Beverly Cleary in 1971.
Beverly Cleary in 1971. State Library Photograph Collection, Washington State Archives

The beloved author of intermediate-level young adult novels, who got her master's degree at the University of Washington and has sold 91 million copies of her books since they were first published in 1950, turns 101 years old today.

On this list of authors who have lived past the age of 100, she is literally the only one I've heard of.

A few of the titles on the shelf at Elliott Bay Book Company.
A few of the titles on the shelf at Elliott Bay Book Company.

Last year, the New York Times reached out to her at the retirement home in Carmel, California, where she lives, and asked her how it felt to be 100.

“I didn’t plan on it,” she explained dryly.

According to that piece, Cleary was working as a librarian in Yakima, Washington, when she wrote her first book, Henry Huggins. A boy at the library "complained that there weren't any books about kids like him."

In response, Cleary sat down and wrote about Henry Huggins and his dog, Spareribs. She thought her characters needed siblings, so she decided to torment Henry’s friend Beezus with a pesky little sister—“and at that moment someone called out ‘Ramona,’ so I named her Ramona.”

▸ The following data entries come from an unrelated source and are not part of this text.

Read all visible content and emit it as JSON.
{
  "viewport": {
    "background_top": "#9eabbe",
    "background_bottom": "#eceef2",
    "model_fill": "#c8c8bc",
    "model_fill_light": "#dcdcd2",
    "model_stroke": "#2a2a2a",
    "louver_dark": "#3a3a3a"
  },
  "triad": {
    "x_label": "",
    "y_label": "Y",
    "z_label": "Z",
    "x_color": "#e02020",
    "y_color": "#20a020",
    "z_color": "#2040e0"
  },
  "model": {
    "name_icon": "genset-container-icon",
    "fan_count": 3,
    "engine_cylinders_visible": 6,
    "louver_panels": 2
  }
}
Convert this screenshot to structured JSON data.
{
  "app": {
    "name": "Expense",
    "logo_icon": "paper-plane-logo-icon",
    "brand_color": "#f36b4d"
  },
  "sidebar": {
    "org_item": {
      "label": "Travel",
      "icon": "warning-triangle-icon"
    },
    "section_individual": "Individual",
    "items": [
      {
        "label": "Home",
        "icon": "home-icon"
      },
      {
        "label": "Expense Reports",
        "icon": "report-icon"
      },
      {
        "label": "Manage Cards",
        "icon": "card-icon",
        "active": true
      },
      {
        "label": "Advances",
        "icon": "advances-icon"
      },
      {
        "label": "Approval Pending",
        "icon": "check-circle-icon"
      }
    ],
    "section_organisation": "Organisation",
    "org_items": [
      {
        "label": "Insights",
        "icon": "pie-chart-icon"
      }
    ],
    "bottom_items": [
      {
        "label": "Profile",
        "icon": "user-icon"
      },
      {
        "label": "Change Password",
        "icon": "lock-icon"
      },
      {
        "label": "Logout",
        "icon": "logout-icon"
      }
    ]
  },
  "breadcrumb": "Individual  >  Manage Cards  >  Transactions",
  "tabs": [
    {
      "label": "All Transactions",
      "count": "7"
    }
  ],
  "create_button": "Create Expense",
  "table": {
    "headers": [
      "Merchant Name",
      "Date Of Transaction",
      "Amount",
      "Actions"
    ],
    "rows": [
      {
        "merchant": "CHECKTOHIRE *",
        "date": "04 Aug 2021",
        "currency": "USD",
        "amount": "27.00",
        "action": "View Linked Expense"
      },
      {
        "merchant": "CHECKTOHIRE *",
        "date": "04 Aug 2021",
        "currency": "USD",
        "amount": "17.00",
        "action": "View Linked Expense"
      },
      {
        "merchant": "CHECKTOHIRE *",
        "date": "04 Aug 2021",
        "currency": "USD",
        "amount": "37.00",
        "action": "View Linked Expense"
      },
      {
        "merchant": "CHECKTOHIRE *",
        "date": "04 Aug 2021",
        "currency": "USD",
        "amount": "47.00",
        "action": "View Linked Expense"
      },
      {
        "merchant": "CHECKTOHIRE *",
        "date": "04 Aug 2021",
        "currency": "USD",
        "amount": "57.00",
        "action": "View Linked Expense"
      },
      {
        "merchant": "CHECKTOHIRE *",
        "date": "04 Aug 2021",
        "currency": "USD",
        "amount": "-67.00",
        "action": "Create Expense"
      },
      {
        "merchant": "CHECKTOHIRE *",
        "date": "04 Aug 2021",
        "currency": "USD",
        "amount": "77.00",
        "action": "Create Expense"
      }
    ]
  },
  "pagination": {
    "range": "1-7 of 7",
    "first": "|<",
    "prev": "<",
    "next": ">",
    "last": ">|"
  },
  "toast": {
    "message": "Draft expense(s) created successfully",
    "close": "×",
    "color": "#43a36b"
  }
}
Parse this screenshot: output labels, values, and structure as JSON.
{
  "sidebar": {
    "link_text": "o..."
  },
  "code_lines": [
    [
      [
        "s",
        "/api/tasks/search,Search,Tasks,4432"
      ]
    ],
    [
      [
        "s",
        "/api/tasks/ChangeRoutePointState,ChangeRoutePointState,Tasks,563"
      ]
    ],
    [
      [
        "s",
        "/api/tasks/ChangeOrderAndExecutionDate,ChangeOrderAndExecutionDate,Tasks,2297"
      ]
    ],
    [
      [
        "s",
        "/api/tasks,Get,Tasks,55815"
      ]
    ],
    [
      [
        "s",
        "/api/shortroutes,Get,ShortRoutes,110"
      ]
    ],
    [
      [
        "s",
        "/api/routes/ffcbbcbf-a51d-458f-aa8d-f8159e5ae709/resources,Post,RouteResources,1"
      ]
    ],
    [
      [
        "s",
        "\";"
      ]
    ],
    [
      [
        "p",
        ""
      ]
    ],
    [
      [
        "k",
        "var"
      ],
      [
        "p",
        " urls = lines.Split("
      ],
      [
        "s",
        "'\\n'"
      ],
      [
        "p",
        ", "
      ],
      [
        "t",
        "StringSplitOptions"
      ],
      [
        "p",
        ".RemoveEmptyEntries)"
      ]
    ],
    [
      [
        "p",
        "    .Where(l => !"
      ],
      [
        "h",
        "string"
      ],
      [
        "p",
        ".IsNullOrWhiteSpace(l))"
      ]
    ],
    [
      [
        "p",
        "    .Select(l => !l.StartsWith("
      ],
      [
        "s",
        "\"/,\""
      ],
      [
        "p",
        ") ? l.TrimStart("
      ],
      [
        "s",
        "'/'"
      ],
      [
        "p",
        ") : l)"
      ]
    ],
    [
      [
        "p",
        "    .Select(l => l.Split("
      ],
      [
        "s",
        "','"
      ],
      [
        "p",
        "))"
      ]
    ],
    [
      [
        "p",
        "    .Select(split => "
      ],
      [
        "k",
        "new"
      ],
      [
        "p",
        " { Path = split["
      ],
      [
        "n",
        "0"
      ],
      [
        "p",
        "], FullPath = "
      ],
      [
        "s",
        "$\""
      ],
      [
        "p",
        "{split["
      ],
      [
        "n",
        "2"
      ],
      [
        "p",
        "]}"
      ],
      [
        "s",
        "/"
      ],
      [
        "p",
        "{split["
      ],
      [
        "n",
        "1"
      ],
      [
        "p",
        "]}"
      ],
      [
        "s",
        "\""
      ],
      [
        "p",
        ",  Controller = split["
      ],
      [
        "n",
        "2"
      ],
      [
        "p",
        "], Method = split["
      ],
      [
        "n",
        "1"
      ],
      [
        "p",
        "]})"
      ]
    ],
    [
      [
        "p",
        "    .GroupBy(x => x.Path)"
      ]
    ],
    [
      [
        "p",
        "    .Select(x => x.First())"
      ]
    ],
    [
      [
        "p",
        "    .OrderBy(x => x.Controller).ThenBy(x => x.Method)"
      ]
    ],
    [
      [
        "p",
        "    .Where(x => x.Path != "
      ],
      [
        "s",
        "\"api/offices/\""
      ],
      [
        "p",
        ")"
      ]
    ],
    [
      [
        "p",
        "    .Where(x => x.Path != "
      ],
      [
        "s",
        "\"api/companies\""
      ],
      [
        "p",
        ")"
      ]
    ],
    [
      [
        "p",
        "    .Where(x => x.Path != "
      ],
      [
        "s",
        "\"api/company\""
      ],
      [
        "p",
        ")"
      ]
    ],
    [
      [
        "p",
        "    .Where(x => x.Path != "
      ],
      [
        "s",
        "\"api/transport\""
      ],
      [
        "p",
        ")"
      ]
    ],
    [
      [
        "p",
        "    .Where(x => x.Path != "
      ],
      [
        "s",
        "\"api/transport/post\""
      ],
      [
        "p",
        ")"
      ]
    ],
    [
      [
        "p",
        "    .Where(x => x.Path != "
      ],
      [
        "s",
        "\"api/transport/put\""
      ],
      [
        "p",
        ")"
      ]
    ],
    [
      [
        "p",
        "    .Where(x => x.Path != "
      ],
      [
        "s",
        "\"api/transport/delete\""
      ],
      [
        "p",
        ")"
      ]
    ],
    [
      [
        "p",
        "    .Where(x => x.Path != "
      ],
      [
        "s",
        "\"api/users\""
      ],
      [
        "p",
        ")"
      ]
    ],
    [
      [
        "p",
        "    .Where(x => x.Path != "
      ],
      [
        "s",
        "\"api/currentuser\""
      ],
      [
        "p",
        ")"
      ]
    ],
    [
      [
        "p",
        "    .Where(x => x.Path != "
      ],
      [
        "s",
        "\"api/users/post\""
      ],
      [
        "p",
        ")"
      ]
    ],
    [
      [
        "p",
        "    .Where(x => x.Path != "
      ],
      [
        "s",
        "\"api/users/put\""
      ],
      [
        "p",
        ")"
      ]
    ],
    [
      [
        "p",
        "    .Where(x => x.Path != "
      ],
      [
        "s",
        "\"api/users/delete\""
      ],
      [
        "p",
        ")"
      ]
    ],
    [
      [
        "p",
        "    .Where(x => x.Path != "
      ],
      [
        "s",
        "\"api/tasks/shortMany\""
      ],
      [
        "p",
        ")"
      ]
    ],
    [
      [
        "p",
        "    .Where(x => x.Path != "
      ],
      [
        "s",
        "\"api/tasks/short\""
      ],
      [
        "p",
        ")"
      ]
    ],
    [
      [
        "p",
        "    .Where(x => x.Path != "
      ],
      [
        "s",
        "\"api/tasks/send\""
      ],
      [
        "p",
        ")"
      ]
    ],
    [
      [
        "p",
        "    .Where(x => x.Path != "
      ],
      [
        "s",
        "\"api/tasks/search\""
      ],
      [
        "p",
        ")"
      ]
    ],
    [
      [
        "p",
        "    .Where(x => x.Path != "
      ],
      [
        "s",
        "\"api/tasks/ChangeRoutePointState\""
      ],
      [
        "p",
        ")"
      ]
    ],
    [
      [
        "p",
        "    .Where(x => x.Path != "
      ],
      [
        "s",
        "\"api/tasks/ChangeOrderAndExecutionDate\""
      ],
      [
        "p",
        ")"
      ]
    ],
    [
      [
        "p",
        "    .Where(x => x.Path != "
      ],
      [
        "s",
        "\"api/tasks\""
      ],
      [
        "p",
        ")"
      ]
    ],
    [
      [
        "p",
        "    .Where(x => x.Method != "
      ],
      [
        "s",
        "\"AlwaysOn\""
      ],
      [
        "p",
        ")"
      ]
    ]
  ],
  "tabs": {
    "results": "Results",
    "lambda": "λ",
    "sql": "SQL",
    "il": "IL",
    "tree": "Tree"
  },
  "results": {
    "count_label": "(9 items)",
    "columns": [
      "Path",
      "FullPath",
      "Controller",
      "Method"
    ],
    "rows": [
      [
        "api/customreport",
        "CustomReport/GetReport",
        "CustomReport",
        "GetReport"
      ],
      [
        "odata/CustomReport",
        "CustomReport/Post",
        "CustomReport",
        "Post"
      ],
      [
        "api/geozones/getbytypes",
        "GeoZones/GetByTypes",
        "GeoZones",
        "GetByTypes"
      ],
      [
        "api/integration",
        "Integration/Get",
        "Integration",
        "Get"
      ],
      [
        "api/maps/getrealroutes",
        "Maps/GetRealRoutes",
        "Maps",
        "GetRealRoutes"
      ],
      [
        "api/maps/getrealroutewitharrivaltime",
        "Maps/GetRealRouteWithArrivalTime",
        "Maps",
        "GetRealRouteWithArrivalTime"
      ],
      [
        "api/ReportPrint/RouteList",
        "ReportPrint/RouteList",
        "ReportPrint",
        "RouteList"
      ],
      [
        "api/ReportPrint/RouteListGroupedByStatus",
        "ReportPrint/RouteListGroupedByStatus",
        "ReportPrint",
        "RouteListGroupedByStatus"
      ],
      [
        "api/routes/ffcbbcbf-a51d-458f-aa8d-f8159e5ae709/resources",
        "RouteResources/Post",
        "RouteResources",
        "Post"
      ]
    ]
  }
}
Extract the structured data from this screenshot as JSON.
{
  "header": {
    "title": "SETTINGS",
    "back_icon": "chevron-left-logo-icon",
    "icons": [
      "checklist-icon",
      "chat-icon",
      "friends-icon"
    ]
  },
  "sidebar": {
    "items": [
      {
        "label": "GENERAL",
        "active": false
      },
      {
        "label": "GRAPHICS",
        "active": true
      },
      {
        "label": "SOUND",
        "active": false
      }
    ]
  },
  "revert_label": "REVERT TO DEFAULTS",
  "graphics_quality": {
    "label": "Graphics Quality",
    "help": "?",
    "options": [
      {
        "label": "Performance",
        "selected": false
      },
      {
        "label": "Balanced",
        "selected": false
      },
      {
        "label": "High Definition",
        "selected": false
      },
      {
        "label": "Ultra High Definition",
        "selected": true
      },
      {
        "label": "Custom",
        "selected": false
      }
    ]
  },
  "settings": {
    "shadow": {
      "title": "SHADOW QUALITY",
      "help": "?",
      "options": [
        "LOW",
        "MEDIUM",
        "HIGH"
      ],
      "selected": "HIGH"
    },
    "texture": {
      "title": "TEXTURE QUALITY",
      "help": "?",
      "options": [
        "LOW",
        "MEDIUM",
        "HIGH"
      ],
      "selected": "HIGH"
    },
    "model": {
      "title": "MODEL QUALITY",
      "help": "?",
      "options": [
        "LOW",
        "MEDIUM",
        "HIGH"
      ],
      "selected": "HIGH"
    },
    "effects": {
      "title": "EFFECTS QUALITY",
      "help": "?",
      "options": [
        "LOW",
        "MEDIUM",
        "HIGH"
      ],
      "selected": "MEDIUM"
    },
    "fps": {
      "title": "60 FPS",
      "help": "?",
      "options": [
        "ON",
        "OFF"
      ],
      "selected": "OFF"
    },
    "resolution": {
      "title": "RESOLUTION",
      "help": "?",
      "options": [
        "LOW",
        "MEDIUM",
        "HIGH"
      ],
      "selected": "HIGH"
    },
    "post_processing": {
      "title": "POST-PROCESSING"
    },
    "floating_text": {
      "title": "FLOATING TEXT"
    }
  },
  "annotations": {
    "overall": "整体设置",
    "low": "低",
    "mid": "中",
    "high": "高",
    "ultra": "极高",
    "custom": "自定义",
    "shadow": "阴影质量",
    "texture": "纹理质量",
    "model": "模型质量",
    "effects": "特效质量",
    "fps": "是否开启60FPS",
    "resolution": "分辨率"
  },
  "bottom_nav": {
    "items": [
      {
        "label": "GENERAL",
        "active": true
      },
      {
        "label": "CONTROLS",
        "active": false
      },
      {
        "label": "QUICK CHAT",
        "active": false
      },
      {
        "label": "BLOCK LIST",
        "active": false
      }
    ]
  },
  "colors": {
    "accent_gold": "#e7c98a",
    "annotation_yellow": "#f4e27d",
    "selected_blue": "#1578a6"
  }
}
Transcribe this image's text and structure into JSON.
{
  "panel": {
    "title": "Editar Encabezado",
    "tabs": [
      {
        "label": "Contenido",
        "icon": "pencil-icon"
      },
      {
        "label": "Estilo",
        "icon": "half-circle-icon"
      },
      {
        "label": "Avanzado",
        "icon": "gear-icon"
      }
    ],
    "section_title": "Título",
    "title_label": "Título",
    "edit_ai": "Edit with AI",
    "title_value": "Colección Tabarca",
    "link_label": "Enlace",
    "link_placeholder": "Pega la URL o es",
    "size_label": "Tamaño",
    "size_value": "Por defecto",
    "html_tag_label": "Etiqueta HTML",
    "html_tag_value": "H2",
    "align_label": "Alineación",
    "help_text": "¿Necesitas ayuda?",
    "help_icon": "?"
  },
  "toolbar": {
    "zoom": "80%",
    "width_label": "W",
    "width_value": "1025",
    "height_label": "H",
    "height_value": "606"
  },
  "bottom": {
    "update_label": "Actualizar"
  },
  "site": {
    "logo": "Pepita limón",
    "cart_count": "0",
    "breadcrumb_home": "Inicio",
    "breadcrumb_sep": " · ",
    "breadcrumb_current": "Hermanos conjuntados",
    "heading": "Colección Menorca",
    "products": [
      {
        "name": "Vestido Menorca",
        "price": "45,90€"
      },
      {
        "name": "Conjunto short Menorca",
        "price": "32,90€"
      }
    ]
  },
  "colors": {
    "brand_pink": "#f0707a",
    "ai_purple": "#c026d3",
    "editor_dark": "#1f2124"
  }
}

An editor suggested a few changes—such as turning “Spareribs” into “Ribsy”—and the book was published to immediate acclaim. Later volumes followed, including a series focused on Ramona, one of the great figures in children’s literature.

As I wrote on Slog last year, I distinctly remember staying home sick from school and reading Henry Huggins when I was in fifth grade or so. I could not get enough of Henry Huggins. He had Ribsy, a paper route, and a raccoon-tail hat. Whatever it was that made him fascinating, I can't remember (was he my first crush?), but I couldn't stop reading, and there were so many more books about Henry and his friends to get to, so the next day, I pretended to still be sick so I could stay in bed reading.

Her books were set in Portland, Oregon. "The elementary school she attended in Portland was named after her in 2008," The New Yorker pointed out last year. "There are statues of Ramona Quimby, Henry Huggins, and Ribsy in Grant Park, in Portland, a few blocks from Klickitat Street."

These days, she lives "in a very pleasant place with a very nice room that looks out on trees and rabbits and birds," she told the Washington Post in 2016. She spends her days reading, doing crossword puzzles, watching CNN, and writing letters to people—although "when you get to be 99, there aren’t many people to write letters to."

And on her birthday, to celebrate? Carrot cake. "Because I like it."